I would suggest that ecosystems and platforms point to the best innovations in 2007, or any given year…
- Amazon had a big year in innovation:
- Led the charge to DRM-free music downloads (shifting the online music ecosystem that is dominated by Apple and setting the stage for a major re-thinking of intellectual property protection).
- As picked by Larry Keeley, Kindle - which may have some challenges building share given American’s overall apathy to reading, but is aimed at creating a new market. Sadly DRM hobbled and locked down to the point that it may not make the leap to becoming a platform.
- Amazon’s Web Services stack rounded out in 2007 with all the bits and pieces to run an entire system in the cloud.
- Much less covered by the TechCrunches of the world, DayJet gained traction providing private plane convenience for business air travel at prices competitive to major airlines (because not everyone has a Halo).
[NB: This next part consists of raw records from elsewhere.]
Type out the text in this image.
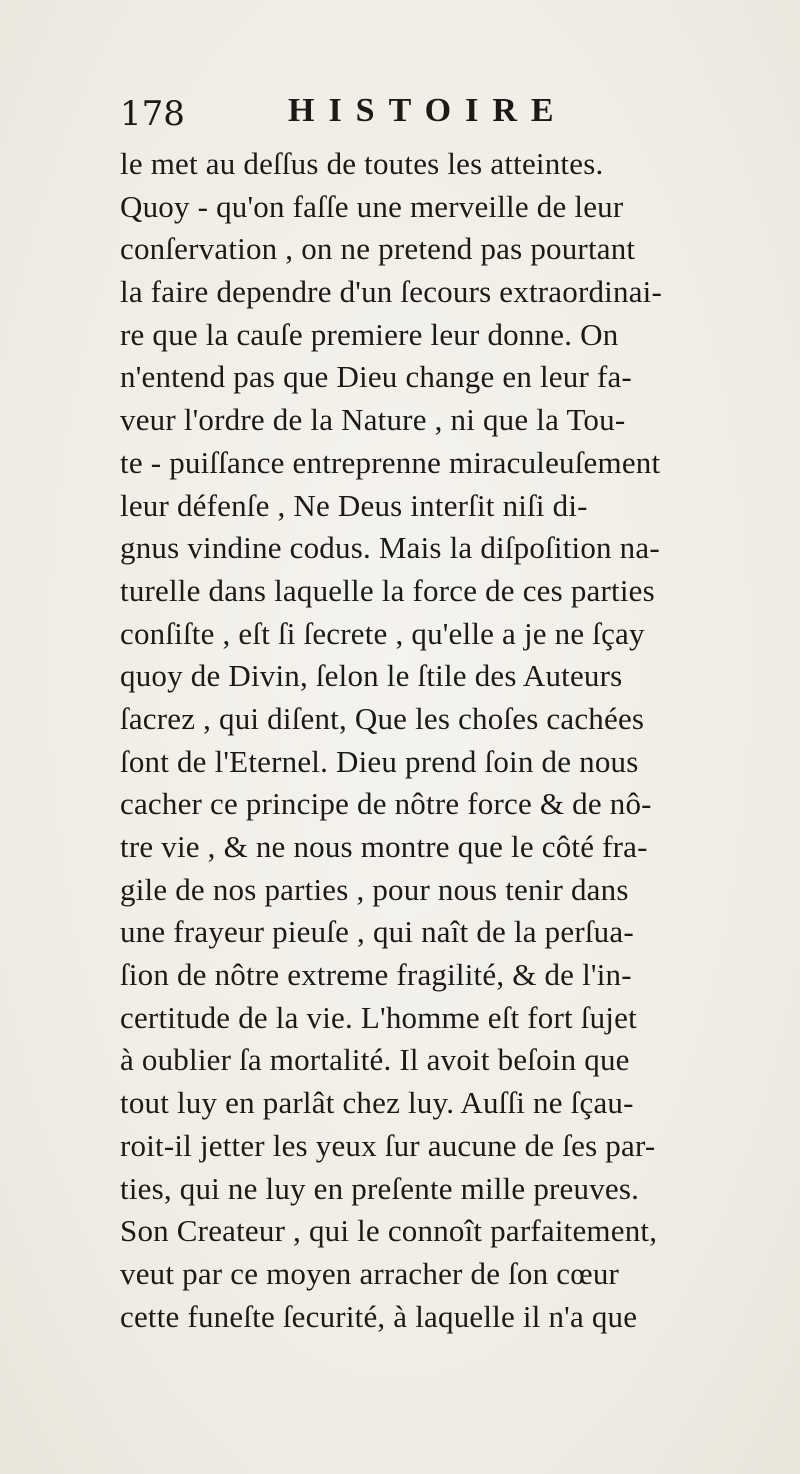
178	HISTOIRE
le met au deſſus de toutes les atteintes.
Quoy - qu'on faſſe une merveille de leur
conſervation , on ne pretend pas pourtant
la faire dependre d'un ſecours extraordinai-
re que la cauſe premiere leur donne. On
n'entend pas que Dieu change en leur fa-
veur l'ordre de la Nature , ni que la Tou-
te - puiſſance entreprenne miraculeuſement
leur défenſe , Ne Deus interſit niſi di-
gnus vindine codus. Mais la diſpoſition na-
turelle dans laquelle la force de ces parties
conſiſte , eſt ſi ſecrete , qu'elle a je ne ſçay
quoy de Divin, ſelon le ſtile des Auteurs
ſacrez , qui diſent, Que les choſes cachées
ſont de l'Eternel. Dieu prend ſoin de nous
cacher ce principe de nôtre force & de nô-
tre vie , & ne nous montre que le côté fra-
gile de nos parties , pour nous tenir dans
une frayeur pieuſe , qui naît de la perſua-
ſion de nôtre extreme fragilité, & de l'in-
certitude de la vie. L'homme eſt fort ſujet
à oublier ſa mortalité. Il avoit beſoin que
tout luy en parlât chez luy. Auſſi ne ſçau-
roit-il jetter les yeux ſur aucune de ſes par-
ties, qui ne luy en preſente mille preuves.
Son Createur , qui le connoît parfaitement,
veut par ce moyen arracher de ſon cœur
cette funeſte ſecurité, à laquelle il n'a que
DayJets mesh network model for air travel has the potential to disrupt regional hub-and-spoke carriers. I particularly like their Time Value Pricing transparency vs. the pricing voodoo of traditional airlines.
- It’s in the focus on the product over the platform that may trip up the OLPC initiative, though that remains to be seen. Designing the educational ecosystem that integrates XO laptops is a colossal challenge and opportunity.
Finally, the biggest (though far from best) innovation story of 2007 isn’t about technology, it’s about finance. Subprime loans and repackaged paper were deep innovations in finance that have had vast unintended consequences. Let’s hope more positive innovation can salvage the economic outlook in 2008. What platforms or ecosystems do you see shifting and forming this year?